Carillion liquidation news should act as a wake-up call for UK pension savers
As we wake up to news this morning of Carillion being forced into compulsory liquidation, this should trigger alarm bells for pension savers all over the UK.
Being one of the largest construction companies in the country, Carillion employs more than 20,000 people in the UK, and has several high-profile public sector contracts, but today said it has “no choice but to take steps to enter into liquidation with immediate effect”.
As I was quoted as saying in the Daily Mail, as well as other news outlets, this news should set alarm bells ringing for pension savers across Britain, as now the outcome of another major pension fund has been put into question.
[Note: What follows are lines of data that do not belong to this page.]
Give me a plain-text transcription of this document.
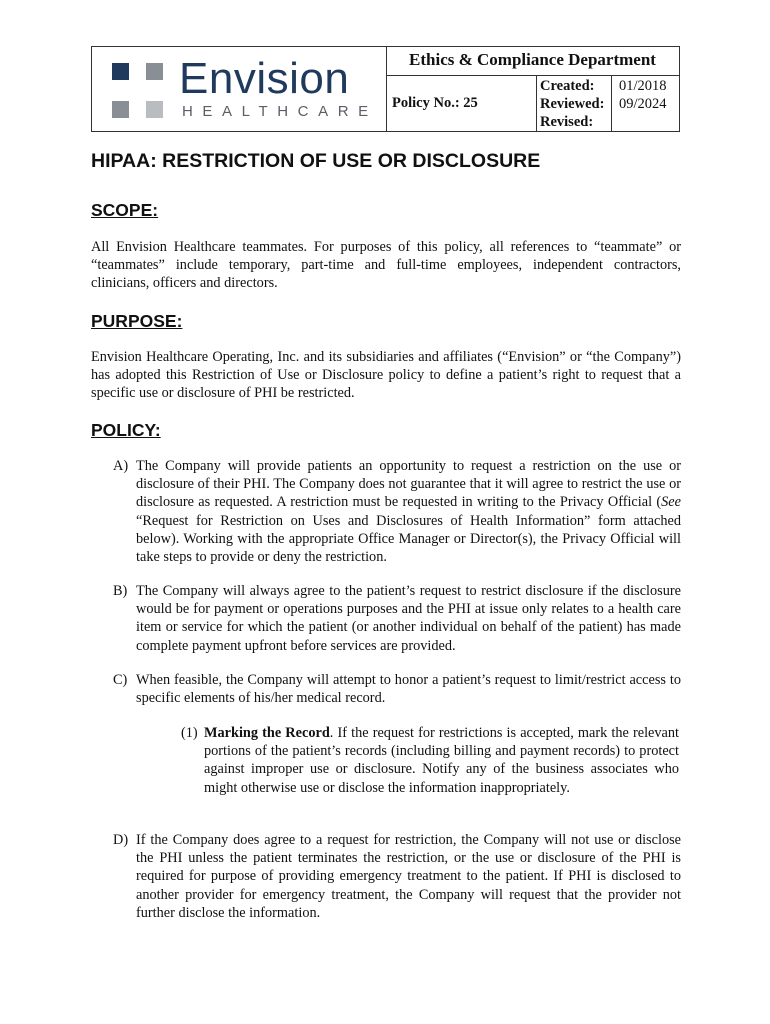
Envision
HEALTHCARE
Ethics & Compliance Department
Policy No.: 25
Created: 01/2018
Reviewed: 09/2024
Revised:
HIPAA: RESTRICTION OF USE OR DISCLOSURE
SCOPE:

All Envision Healthcare teammates. For purposes of this policy, all references to “teammate” or “teammates” include temporary, part-time and full-time employees, independent contractors, clinicians, officers and directors.

PURPOSE:

Envision Healthcare Operating, Inc. and its subsidiaries and affiliates (“Envision” or “the Company”) has adopted this Restriction of Use or Disclosure policy to define a patient’s right to request that a specific use or disclosure of PHI be restricted.

POLICY:
A) The Company will provide patients an opportunity to request a restriction on the use or disclosure of their PHI. The Company does not guarantee that it will agree to restrict the use or disclosure as requested. A restriction must be requested in writing to the Privacy Official (See “Request for Restriction on Uses and Disclosures of Health Information” form attached below). Working with the appropriate Office Manager or Director(s), the Privacy Official will take steps to provide or deny the restriction.
B) The Company will always agree to the patient’s request to restrict disclosure if the disclosure would be for payment or operations purposes and the PHI at issue only relates to a health care item or service for which the patient (or another individual on behalf of the patient) has made complete payment upfront before services are provided.
C) When feasible, the Company will attempt to honor a patient’s request to limit/restrict access to specific elements of his/her medical record.
(1) Marking the Record. If the request for restrictions is accepted, mark the relevant portions of the patient’s records (including billing and payment records) to protect against improper use or disclosure. Notify any of the business associates who might otherwise use or disclose the information inappropriately.
D) If the Company does agree to a request for restriction, the Company will not use or disclose the PHI unless the patient terminates the restriction, or the use or disclosure of the PHI is required for purpose of providing emergency treatment to the patient. If PHI is disclosed to another provider for emergency treatment, the Company will request that the provider not further disclose the information.
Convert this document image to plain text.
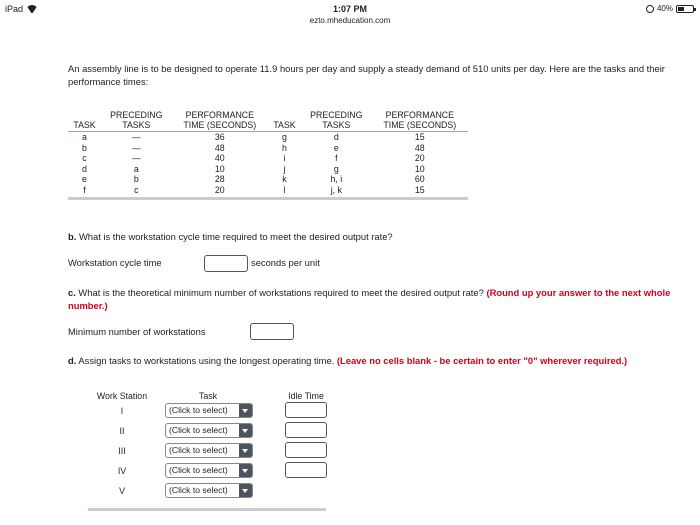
iPad	1:07 PM
ezto.mheducation.com
40%

An assembly line is to be designed to operate 11.9 hours per day and supply a steady demand of 510 units per day. Here are the tasks and their performance times:

	PRECEDING	PERFORMANCE		PRECEDING	PERFORMANCE
TASK	TASKS	TIME (SECONDS)	TASK	TASKS	TIME (SECONDS)
a	—	36	g	d	15
b	—	48	h	e	48
c	—	40	i	f	20
d	a	10	j	g	10
e	b	28	k	h, i	60
f	c	20	l	j, k	15

b. What is the workstation cycle time required to meet the desired output rate?

Workstation cycle time	seconds per unit

c. What is the theoretical minimum number of workstations required to meet the desired output rate? (Round up your answer to the next whole number.)

Minimum number of workstations

d. Assign tasks to workstations using the longest operating time. (Leave no cells blank - be certain to enter "0" wherever required.)

Work Station	Task	Idle Time
I	(Click to select)
II	(Click to select)
III	(Click to select)
IV	(Click to select)
V	(Click to select)
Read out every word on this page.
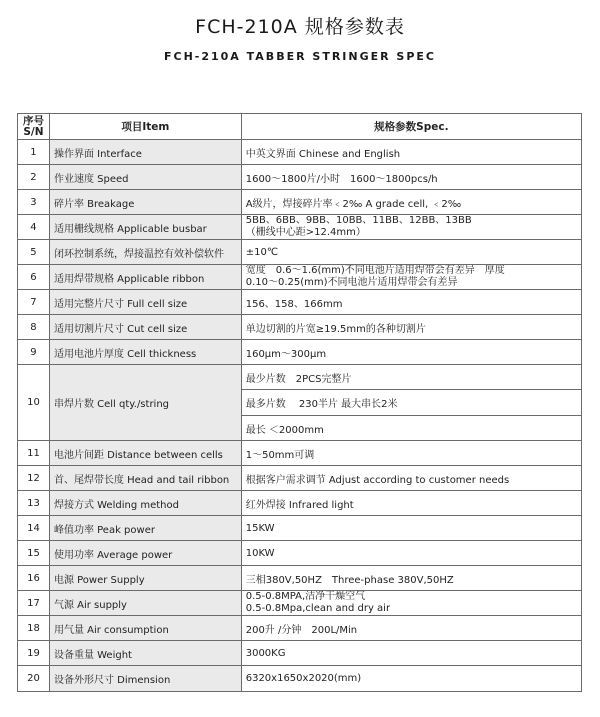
FCH-210A 规格参数表
FCH-210A TABBER STRINGER SPEC
序号
S/N	项目Item	规格参数Spec.
1	操作界面 Interface	中英文界面 Chinese and English

2	作业速度 Speed	1600～1800片/小时　1600～1800pcs/h

3	碎片率 Breakage	A级片，焊接碎片率﹤2‰ A grade cell, ﹤2‰

4	适用栅线规格 Applicable busbar	5BB、6BB、9BB、10BB、11BB、12BB、13BB
（栅线中心距>12.4mm）

5	闭环控制系统，焊接温控有效补偿软件	±10℃

6	适用焊带规格 Applicable ribbon	宽度　0.6～1.6(mm)不同电池片适用焊带会有差异　厚度
0.10～0.25(mm)不同电池片适用焊带会有差异

7	适用完整片尺寸 Full cell size	156、158、166mm

8	适用切割片尺寸 Cut cell size	单边切割的片宽≥19.5mm的各种切割片

9	适用电池片厚度 Cell thickness	160μm～300μm

10	串焊片数 Cell qty./string	最少片数　2PCS完整片
		最多片数　 230半片 最大串长2米
		最长 ＜2000mm
11	电池片间距 Distance between cells	1～50mm可调

12	首、尾焊带长度 Head and tail ribbon	根据客户需求调节 Adjust according to customer needs

13	焊接方式 Welding method	红外焊接 Infrared light

14	峰值功率 Peak power	15KW

15	使用功率 Average power	10KW

16	电源 Power Supply	三相380V,50HZ　Three-phase 380V,50HZ

17	气源 Air supply	0.5-0.8MPA,洁净干燥空气
0.5-0.8Mpa,clean and dry air

18	用气量 Air consumption	200升 /分钟　200L/Min

19	设备重量 Weight	3000KG

20	设备外形尺寸 Dimension	6320x1650x2020(mm)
Indeed, the Pension Protection Fund (PPF) is now taking over payment of Carillion’s retirement scheme members. However, it can be argued that individuals who are as yet to draw their Carillion pension, could suffer a fall of at least 10 per cent in their retirement income.
Quite a drop.
Of course, the PPF provides key, valued support. That said, with the massive deficit blackhole in UK final-salary pension schemes, just how much more can the PPF sustain?
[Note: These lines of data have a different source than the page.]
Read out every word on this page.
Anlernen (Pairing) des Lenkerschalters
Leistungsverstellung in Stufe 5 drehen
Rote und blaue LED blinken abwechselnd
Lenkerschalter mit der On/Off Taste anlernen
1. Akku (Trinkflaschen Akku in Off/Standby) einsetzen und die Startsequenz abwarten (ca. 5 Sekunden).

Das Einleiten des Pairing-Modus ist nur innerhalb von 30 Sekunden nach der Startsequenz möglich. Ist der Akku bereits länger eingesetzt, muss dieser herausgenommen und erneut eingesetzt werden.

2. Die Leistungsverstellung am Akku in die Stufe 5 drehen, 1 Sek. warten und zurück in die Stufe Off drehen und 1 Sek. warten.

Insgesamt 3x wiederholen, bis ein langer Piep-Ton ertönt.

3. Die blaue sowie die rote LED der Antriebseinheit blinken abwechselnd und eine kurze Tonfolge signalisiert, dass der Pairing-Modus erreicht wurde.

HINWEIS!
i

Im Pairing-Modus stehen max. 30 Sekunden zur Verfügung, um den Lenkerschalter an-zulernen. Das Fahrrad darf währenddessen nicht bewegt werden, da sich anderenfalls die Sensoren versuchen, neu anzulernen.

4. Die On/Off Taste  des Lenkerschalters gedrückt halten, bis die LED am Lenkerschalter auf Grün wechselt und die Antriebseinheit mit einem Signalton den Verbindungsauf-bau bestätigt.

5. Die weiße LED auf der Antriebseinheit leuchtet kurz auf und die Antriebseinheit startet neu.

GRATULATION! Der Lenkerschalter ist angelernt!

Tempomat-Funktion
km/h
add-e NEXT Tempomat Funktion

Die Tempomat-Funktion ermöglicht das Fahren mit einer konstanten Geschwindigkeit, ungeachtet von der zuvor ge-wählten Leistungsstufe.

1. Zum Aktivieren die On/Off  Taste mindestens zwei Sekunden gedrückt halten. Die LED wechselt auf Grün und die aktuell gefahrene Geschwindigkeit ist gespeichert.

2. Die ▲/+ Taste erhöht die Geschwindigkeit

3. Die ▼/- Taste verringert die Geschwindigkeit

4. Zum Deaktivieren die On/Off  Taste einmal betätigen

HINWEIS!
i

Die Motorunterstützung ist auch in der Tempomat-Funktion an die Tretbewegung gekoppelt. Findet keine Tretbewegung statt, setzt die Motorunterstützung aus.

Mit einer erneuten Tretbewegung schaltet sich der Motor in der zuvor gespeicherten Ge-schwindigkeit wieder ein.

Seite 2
As such, this news should act as a serious wake-up call for pension savers. This is predominantly due to the fact that regardless of rising stock markets and a positive global economic outlook, many organisations are fighting to fund their pension funds for numerous reasons.
One such reason is falling gilt yields which have driven up transfer values. Of course, this comes as good news for people wishing to draw money out of a defined benefit scheme, but large pay-outs are piling additional pressure on the pension schemes – a large number of which are gravely underfunded.
Consequently, to circumvent any unwanted shocks and surprises, it’s crucial that pension savers undertaken regular, thorough reviews of their pensions so as they’re fully aware of any risks to their retirement income.
Indeed, pension savers have put money aside throughout their working lives to be able to enjoy the retirement they desire and deserve. Therefore, they must ensure they are sufficiently diversified to avoid any potential risks to their treasured retirement income, as well as make the most of any opportunities.